Cambridge University Press, Cambridge, U.K.





Reader Comments


Posted: Monday, March 10, 2008
Article comment by: Dagher Marie-Claire

I am currently reading several interviews of Noam Chomsky. They are so rich in information on how medieval barbarism has infected the United States since many many years. He explains among many other things, that generating fear is the best way to control people, how democracy is transgressed so often, how the human rights definition is used only unidirectionnally (they apply to us, but not to our ennemies)...

I am sorry to cite only one reference, but so well documented, and so incredible (viewed from France)!


Posted: Saturday, March 08, 2008
Article comment by: Austin Elliott

Hear hear to the article and to David Colquhoun's comment.

One of the great sadnesses of the "War on Terror" is to see Enlightenment values, centuries of democratic tradition, and the basic rights of citizens being abrogated - and all on the ludicrous premise that our current enemies are uniquely dangerous in a way that the 45 yr Cold War nuclear stand-off with the Soviet Union was not.

Here in Britain I studied US history for a full year in (English) high school.

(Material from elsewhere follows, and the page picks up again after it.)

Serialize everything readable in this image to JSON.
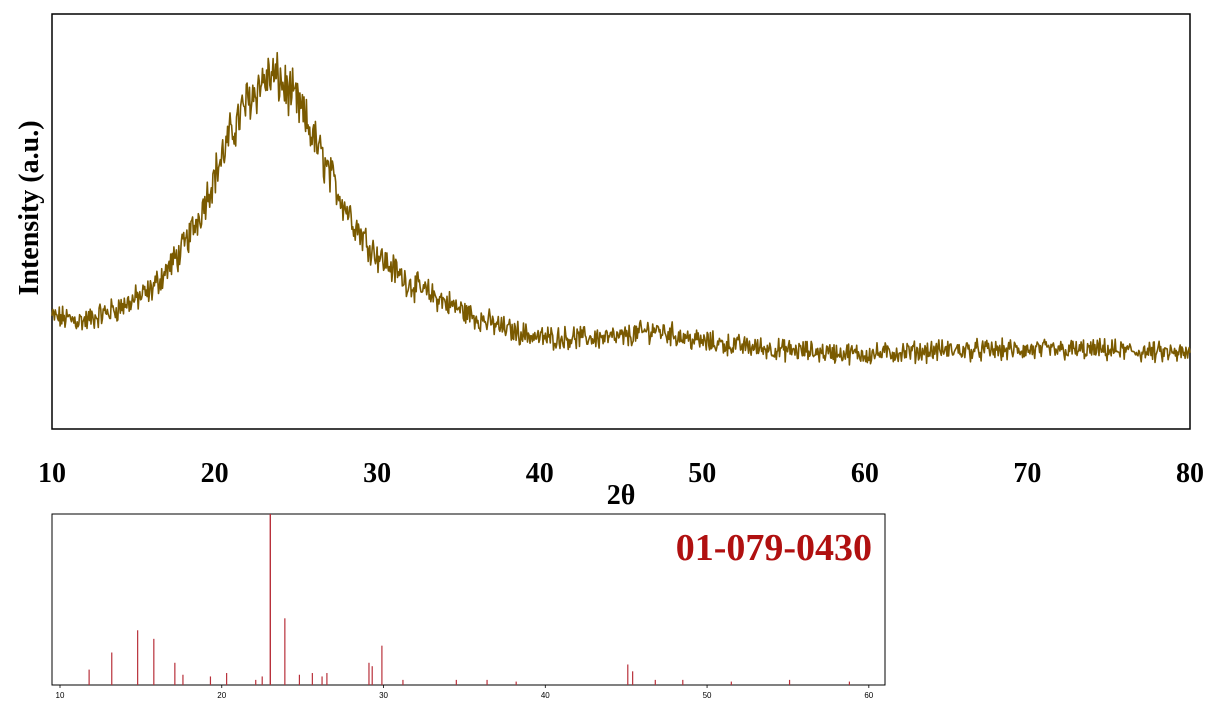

It left me with the firm belief that the US constitution, the rights of the people that it enshrines, and the separation of powers, are among the greatest achievements of human progress. The idea of throwing away the very things that make Western democratic systems something to be proud of, simply because we are terrified of Muslim bogeymen, is truly tragic.


Posted: Thursday, March 06, 2008
Article comment by: David Colquhoun

Viewed from London, articles like this restore the faith of Europeans in the innate decency of the US people. Thanks for publishing it.